“The entire effort of the future will be to invent silence, slowness and solitude,” the French surrealist painter Marcel Duchamp once said. Alas, Duchamp died in 1968 and was unable to witness Steve Borthwick’s England rendering his vision in perfect flesh. At the end of a game that seemed to last for about four months, it was England who were left still standing, still unbeaten, still playing the sort of rugby not even its mother could love.
At least it all ended in a minor blaze of fun. As England put a little butter and marmalade on the scoreline in the final 15 minutes, as Marcus Smith made his belated entrance and began to run riot against a tiring Japan team who had finally discovered their outer limits, it was possible to see how England would ultimately rationalise this performance in their own minds. Smart people will opine that this is how smart teams play smart rugby: setting the game up, taking it deep, wearing sides down.
Perhaps in the coming days England’s coaches will be wheeled out to argue that playing poorly is all just part of the grand master plan, that repeatedly kicking away good possession is actually a form of 4D chess that a layperson could scarcely be expected to grasp. This has been a frequent trope in recent weeks. England’s drab warm-up displays: merely a symptom of trying not to peak too soon. Tom Curry’s red card against Argentina: a strategic streamlining that allowed his teammates to focus on their tasks. Owen Farrell’s suspension: a stroke of genius keeping the talisman fresh for the knockout rounds.
But from a safe distance, up high in the stadium, it all just looked – and apologies for using a layperson’s term here – absolutely godawful. And perhaps after the euphoria of Marseille this was a reminder that any team can have a good day at the office. These lapses do happen from time to time. Class is temporary. Soul-numbing drudgery – on the evidence of Borthwick’s England, at any rate – is permanent.
And given England’s incurable foot fetish, in the end it was somehow fitting that the gamebreaking moment – a Courtney Lawes try walked sheepishly over the line in the ideal confluence of silence, slowness and solitude – came courtesy of that most footballing of touches, the flick-on header from Joe Marler. Last week England had compared Japan’s style of rugby to Barcelona’s “tiki-taka”, and in a way this was the perfect antidote: a long pass straight on to the head of the big man.
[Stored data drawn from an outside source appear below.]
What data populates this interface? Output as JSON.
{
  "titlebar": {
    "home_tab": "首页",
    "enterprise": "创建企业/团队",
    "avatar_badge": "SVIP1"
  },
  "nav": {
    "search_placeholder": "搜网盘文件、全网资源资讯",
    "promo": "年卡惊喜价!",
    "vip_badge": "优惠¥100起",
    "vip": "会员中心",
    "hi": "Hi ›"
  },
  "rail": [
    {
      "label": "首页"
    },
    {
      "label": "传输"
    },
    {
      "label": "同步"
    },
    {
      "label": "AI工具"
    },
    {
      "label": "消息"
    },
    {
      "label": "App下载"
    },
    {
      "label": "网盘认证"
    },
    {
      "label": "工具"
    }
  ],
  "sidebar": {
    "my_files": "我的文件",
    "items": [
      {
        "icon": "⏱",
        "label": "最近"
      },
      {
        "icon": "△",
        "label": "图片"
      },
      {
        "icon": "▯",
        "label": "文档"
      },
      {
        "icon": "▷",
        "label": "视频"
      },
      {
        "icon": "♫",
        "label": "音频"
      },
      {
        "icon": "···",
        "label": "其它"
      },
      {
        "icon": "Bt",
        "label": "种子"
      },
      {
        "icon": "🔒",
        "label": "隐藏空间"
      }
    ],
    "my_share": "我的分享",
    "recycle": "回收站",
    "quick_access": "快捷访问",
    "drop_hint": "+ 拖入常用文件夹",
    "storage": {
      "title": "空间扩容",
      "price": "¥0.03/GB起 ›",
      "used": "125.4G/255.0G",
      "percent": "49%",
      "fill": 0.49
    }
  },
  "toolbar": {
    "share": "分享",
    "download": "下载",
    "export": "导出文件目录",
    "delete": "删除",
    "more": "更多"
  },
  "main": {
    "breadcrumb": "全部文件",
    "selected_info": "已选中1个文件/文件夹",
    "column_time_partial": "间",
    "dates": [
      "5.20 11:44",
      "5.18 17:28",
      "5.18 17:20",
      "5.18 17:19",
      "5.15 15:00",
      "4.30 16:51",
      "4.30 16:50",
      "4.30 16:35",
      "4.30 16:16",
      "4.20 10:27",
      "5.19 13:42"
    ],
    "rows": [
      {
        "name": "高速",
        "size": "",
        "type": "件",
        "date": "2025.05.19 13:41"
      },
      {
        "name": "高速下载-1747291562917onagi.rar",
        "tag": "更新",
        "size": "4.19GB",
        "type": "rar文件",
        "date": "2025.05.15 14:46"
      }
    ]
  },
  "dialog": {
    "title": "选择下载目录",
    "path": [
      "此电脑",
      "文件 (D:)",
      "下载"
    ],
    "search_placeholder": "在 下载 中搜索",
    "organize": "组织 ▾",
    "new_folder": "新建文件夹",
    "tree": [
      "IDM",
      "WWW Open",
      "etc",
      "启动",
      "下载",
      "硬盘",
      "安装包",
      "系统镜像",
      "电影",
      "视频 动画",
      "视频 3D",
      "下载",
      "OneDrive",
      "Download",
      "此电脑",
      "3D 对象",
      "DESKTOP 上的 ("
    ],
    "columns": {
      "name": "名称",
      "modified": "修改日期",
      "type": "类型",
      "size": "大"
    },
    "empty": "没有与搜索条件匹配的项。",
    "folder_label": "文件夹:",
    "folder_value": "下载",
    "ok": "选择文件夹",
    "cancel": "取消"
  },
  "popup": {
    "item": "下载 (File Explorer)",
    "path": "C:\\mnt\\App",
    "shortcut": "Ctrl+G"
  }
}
What will largely be forgotten in the long run is just how parlous a position England were in at that point: 13-12 ahead with the game just beginning to fracture and fray a little. Another Japan score and, given the way England were playing, there would have be no guarantees of a comeback. This was, we were told, a far weaker Japan than the classes of 2015 and 2019. But for almost an hour a team that were thrashed 52-13 at Twickenham in November stood as equals, flinging and running and rinsing and repeating with the same kind of joy and exuberance that England seem to have thrown overboard on their trip across the Channel.
This, as much as resources or heritage, is the real dividing line between these two sides. Japan play the kind of rugby that is still basically recognisable as the game we all started playing as children. Run, crash, pass, pass, run and never stop running. England, for their part, met this assault of angles and artistry with percentages and perspiration, the rugby of brains and brawn to counter the rugby of soul. “Physical contest! Physical contest!” screamed Jamie George as England hunkered down for an early scrum. As a description of his surroundings, it was flawless. I like to imagine that at mealtimes George greets the arrival of his food with a cry of: “Dinner! Dinner!”
Can England show more dimensions? Can they adjust to new challenges? Can they keep their discipline? On these matters, the jury remains resolutely out. In fact the only question England really answered here was: can they kick it? To which the answer is: oh God, yes. Long before the end of the first half George Ford’s little dinks and slaps were drawing loud boos from England’s own supporters.
And it is hard not to think that on some level the problem here is as much as mental as tactical: a team lacking in the basic confidence to handle the ball, to trust in their joy. Lawes’s crucial try came from perhaps the first bit of ambition they showed all game, the ball finally popping wide from Alex Mitchell to Jonny May with the lung-busting run. Even here, of course, there was an essential dysfunction at work: just how does Ford end up spinning a rapid pass at head height to a marauding prop?
But let’s be real: there isn’t a marauding, spine-tingling, all‑dancing team of entertainers waiting to burst out of this squad. Not in the time available, at any rate. This is what we have, and this is what they are. England will grind. England will kick. England will wait patiently and impassively for opponents to screw up. England will feel no need whatsoever to apologise for any of this. At which point another Duchamp quote springs to mind. “Il n’y a pas de solution, parce qu’il n’y a pas de problème.” There is no solution, because there is no problem.